The dark side of Cassandra.


The five stages of coming to terms with JavaScript are:
  1. Denial: “I won’t need this language.”
  2. Anger: “Why does the web have to be so popular?”
  3. Bargaining: “OK, at least let me compile a reasonable language to JavaScript.”
  4. Depression: “Programming is not for me, I’ll pursue a career in masonry, like I always wanted.”
  5. Acceptance: “I can’t fight it, I may as well prepare for it.”

The same is with Cassandra - however, IMO in the opposite order:
  1. Acceptance: “I will use Cassandra. It’s… AMAZING! Let me just quote Apache Cassandra landing page:"
       The Apache Cassandra database is the right choice when you need scalability and high availability without compromising performance. Linear scalability and proven fault-tolerance on commodity hardware or cloud infrastructure make it the perfect platform for mission-critical data.
  2. Depression: “Damn, it’s so well designed, but a complex piece of software and it doesn’t work as expected.”
  3. Bargaining: “OK, at least let me try to tune it or report some bugs.”
  4. Anger: “Why is it so popular? Why it has so good PR?”
  5. Denial: “I won’t use it or recommend it ever again.”

The context

I’ve done the research, checked multiple websites - read about performance, architecture, hosting, maintenance, TCO, libraries, popularity… and Cassandra seemed to be a good database for time-series logs storage, with 95% writes (with SLA) and only 5% reads (without SLA). I’ve chosen prepared Cassandra Datastax virtual disk image on Amazon with bootstrap scripts, made a proof-of-concept solution and read a book or two about Cassandra. All seemed good. However, it’s not post about the good. So …fast forward…

The bad

Some stories which I remember:
  • Cassandra cluster is on production (along with pararell, old solution for this purpose). Phone rings at 2AM. C* cluster is down. Quick look at logs - OutOfMemoryException in random place in JVM. Outage time: 1h - let me just remind you “proven fault-tolerance”. Cluster restart, it works again.
  • Next day at work, random hour, the same thing. Related bug: OutOfMemoryError after few hours from node restart 
  • After few days… firing repair - the standard C* operation, which you have to run at least every gc_grace_seconds, by default 10 days. Usually it worked, but then, unexpectedly the server died and later again and again, related issue: “Unknown type 0” Stream failure on Repair. Outage time: stopped counting.
  • Because of the failing servers in the cluster I decided to scale it out a little. Unfortunately, the issue above also made the scaling impossible.
  • After a while, I’ve encountered a second (thrid?) problem with the repair. Related bug: Repair session exception Validation failed

Fail

Let’s get back to the landing page:
The Apache Cassandra database is the right choice when you need scalability and high availability without compromising performance. Linear scalability and proven fault-tolerance on commodity hardware or cloud infrastructure make it the perfect platform for mission-critical data.
Now, let’s see at critical JIRA issue dates:

This means that for around one month at least few people could scale or repair their Cassandra clusters. I fully understand - it's free and Open-Sourced-Software. However, even if something it's free you expect it to work - that's the harsh reality. If it doesn't work just you look for something else. No offence Cassandra Datastax/Apache teams, you are doing truly amazing work, however in resilient software, stability is a TOP 1 requirement. 

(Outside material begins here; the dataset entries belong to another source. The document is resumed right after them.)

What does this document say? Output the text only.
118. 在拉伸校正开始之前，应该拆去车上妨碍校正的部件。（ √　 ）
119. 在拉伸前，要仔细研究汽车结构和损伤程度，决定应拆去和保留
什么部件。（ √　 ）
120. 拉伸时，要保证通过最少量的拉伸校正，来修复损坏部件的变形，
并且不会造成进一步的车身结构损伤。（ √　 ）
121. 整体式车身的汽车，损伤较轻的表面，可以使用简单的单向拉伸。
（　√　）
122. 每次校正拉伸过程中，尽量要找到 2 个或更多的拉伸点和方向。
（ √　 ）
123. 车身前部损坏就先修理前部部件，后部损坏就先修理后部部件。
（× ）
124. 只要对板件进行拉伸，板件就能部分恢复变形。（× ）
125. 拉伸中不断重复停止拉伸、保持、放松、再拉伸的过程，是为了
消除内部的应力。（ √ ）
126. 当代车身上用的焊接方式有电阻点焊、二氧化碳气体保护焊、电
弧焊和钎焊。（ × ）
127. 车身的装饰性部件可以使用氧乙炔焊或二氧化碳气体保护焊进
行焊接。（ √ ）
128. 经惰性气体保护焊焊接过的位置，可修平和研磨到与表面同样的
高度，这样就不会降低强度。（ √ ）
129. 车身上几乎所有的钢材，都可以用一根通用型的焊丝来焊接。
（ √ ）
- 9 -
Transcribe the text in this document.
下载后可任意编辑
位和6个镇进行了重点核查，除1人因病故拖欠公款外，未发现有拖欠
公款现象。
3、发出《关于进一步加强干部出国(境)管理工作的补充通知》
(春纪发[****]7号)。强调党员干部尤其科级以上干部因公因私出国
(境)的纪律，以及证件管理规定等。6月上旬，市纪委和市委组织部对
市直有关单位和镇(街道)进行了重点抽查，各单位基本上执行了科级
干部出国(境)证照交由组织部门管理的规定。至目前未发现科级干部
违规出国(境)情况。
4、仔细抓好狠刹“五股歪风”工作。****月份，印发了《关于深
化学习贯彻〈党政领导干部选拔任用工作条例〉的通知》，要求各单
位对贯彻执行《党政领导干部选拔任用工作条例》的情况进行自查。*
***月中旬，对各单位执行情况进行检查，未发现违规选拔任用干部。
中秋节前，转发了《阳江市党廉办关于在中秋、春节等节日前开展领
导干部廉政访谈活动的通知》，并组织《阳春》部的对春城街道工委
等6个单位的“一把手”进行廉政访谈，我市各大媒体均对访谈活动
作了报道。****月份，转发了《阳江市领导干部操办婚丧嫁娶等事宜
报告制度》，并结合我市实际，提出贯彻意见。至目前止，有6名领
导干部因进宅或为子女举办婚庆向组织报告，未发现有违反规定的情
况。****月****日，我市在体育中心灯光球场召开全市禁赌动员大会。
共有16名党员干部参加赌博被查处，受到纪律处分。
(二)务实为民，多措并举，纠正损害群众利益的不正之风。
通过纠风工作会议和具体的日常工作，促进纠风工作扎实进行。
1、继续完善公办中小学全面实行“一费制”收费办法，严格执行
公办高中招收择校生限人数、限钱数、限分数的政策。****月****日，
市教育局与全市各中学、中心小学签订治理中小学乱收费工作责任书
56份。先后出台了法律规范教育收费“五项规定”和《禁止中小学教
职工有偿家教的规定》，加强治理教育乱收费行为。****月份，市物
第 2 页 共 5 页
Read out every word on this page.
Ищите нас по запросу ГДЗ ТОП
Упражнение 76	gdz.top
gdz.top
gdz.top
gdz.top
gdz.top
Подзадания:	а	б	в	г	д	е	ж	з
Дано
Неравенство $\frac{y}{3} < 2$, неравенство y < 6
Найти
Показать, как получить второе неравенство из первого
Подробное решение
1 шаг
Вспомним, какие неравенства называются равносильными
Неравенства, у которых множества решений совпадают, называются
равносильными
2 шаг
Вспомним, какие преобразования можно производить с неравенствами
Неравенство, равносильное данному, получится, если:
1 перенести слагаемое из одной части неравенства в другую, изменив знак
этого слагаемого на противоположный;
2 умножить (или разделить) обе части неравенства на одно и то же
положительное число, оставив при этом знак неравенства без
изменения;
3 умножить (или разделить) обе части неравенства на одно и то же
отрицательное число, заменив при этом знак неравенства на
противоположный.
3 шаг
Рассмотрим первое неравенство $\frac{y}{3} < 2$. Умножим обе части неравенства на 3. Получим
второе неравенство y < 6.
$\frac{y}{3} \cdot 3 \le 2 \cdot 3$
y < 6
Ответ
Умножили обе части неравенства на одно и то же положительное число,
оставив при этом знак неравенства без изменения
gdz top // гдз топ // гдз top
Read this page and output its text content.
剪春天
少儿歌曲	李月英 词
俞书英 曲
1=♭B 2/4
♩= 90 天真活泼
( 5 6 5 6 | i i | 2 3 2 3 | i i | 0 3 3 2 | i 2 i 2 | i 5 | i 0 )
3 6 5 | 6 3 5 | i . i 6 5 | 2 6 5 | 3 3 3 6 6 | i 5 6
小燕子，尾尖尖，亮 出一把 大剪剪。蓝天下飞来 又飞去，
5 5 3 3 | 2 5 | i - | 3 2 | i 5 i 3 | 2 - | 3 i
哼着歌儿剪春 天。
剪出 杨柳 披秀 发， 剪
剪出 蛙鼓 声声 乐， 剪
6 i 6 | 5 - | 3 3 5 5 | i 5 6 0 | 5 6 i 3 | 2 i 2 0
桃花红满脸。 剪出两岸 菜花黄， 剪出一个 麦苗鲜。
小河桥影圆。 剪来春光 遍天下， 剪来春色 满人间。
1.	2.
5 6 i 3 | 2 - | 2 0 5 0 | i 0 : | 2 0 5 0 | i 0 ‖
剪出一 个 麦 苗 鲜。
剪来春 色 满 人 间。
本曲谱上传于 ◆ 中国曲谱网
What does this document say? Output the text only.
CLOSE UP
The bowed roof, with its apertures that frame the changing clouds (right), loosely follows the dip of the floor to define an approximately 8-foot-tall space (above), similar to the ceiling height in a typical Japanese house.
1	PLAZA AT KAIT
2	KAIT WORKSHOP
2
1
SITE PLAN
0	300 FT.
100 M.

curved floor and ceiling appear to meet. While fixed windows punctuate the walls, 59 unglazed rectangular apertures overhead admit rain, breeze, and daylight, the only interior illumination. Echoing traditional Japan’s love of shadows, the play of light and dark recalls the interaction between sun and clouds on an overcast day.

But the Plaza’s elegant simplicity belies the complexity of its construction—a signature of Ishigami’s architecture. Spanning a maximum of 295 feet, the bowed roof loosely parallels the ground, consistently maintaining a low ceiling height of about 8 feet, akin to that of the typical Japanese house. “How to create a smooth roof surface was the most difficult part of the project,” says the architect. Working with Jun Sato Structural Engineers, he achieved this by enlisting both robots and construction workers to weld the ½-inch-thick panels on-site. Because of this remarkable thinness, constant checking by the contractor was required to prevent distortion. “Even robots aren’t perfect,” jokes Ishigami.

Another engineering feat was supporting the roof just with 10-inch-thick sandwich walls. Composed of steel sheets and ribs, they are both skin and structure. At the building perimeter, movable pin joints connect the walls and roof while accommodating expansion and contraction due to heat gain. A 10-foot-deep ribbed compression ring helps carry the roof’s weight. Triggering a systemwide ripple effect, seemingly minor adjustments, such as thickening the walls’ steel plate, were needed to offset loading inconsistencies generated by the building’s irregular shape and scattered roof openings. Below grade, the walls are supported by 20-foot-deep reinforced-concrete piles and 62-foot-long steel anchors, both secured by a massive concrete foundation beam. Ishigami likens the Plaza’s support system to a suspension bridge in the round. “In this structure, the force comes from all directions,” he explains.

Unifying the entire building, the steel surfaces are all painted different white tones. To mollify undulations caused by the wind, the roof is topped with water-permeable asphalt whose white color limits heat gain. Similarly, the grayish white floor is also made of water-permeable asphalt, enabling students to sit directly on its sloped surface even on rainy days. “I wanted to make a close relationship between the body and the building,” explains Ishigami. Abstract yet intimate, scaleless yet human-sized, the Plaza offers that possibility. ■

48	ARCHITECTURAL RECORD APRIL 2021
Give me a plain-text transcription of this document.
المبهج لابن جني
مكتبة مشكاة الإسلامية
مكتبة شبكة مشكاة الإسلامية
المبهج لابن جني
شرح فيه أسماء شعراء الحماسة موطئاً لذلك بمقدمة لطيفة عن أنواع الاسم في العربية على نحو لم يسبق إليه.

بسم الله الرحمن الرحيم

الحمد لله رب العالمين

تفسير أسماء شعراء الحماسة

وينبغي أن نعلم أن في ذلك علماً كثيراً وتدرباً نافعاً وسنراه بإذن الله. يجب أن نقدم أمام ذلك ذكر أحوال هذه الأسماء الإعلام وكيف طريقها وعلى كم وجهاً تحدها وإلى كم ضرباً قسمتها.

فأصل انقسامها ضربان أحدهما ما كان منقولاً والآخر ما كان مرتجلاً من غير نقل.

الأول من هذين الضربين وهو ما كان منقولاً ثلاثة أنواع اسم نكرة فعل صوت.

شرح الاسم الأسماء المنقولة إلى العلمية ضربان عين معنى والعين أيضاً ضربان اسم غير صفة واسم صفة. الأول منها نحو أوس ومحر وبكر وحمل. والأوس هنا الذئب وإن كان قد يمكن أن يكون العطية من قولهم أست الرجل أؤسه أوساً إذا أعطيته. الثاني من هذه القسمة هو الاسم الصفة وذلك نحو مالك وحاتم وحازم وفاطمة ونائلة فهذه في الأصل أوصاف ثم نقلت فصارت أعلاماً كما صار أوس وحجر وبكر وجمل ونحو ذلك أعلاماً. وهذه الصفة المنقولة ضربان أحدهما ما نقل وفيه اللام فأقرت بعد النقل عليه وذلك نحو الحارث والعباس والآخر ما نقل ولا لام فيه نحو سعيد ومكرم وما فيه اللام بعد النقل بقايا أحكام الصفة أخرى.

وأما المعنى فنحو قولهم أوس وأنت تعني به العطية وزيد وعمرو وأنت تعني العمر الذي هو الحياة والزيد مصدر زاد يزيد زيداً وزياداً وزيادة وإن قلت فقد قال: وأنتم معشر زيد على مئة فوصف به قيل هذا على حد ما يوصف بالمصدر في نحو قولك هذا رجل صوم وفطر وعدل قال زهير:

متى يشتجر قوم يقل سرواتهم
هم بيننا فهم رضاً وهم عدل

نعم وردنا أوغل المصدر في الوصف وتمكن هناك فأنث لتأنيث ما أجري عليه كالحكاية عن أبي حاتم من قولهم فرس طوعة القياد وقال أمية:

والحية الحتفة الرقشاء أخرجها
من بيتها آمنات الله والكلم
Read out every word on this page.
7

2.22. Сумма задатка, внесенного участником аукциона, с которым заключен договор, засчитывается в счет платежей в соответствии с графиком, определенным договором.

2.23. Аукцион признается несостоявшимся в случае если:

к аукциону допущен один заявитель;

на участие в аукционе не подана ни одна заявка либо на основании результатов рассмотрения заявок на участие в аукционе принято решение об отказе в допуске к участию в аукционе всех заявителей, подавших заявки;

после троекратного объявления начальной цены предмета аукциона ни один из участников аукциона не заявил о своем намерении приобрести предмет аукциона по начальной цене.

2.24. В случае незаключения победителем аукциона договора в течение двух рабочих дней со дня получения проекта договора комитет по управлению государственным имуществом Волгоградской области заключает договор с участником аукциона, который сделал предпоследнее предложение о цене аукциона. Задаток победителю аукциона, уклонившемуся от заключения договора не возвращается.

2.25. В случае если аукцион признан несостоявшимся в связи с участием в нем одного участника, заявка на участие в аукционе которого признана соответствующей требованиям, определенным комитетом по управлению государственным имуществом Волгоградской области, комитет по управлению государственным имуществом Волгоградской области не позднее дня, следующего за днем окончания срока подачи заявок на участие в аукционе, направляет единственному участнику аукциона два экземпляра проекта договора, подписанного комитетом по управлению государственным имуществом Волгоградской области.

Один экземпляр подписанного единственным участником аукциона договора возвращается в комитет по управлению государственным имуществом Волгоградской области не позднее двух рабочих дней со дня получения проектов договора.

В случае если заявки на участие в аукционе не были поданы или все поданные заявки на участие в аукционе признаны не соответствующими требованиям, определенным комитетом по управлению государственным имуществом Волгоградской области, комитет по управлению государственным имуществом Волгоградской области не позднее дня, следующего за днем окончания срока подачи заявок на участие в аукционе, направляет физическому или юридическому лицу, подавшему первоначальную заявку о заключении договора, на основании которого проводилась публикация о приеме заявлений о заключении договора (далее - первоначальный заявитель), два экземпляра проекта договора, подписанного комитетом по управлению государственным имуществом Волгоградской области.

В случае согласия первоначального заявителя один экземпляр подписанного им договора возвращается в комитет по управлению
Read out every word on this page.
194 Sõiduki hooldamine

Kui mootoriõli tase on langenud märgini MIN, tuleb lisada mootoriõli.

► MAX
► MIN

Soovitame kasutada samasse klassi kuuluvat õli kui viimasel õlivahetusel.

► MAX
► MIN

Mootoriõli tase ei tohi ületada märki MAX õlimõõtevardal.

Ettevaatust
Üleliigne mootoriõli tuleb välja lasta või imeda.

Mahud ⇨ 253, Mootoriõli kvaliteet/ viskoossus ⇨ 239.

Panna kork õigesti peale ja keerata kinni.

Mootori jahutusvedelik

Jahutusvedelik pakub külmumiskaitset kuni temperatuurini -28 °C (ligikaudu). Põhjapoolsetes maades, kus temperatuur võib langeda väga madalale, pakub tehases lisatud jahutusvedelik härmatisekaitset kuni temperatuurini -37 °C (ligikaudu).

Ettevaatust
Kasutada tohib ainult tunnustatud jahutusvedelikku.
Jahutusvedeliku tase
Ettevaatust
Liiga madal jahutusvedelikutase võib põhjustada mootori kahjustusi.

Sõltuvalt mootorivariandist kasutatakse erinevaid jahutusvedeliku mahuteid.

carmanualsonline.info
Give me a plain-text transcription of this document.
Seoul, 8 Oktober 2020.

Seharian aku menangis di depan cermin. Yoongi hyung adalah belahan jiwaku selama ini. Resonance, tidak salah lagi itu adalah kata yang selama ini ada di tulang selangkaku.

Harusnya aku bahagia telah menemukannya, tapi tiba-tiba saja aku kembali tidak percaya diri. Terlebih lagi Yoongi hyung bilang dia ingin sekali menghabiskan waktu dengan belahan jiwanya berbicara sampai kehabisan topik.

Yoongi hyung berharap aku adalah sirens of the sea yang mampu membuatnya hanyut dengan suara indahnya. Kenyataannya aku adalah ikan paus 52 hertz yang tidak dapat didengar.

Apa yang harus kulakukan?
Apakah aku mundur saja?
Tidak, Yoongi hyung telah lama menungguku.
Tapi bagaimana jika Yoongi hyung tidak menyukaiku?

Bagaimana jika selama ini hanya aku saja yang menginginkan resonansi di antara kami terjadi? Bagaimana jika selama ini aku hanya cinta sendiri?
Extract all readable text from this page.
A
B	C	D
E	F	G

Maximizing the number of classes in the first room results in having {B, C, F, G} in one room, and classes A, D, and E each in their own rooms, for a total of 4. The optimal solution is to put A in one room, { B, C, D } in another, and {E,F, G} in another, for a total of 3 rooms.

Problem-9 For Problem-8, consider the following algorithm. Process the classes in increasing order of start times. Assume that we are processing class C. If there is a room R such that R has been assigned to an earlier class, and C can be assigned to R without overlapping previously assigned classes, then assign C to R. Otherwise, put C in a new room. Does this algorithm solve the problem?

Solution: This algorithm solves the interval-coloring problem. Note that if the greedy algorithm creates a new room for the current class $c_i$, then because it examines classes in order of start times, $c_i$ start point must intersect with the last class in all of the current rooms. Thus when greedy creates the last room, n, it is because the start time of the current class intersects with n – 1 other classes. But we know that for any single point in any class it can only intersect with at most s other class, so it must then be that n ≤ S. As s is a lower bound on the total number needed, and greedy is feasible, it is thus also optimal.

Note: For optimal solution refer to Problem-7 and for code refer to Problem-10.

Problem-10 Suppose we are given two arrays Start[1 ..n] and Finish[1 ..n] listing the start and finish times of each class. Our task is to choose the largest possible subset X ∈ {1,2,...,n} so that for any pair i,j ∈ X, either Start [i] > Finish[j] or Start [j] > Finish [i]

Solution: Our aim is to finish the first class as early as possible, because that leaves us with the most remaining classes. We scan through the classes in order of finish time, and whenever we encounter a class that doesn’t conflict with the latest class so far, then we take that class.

Maybe it's me? Maybe I'm the only one having problems?

Fortunately (for me) not:
  1. Here is a presentation how guys at Adform switched from Cassandra to Aerospike: Big Data Strategy Minsk 2014 - Tadas Pivorius - Married to Cassandra
  2. My friend working at a different company also told me, that they used Cassandra and they abandoned it.
  3. Just looked at linked issues and the number of watchers.
In all cases the problems were similar to mine.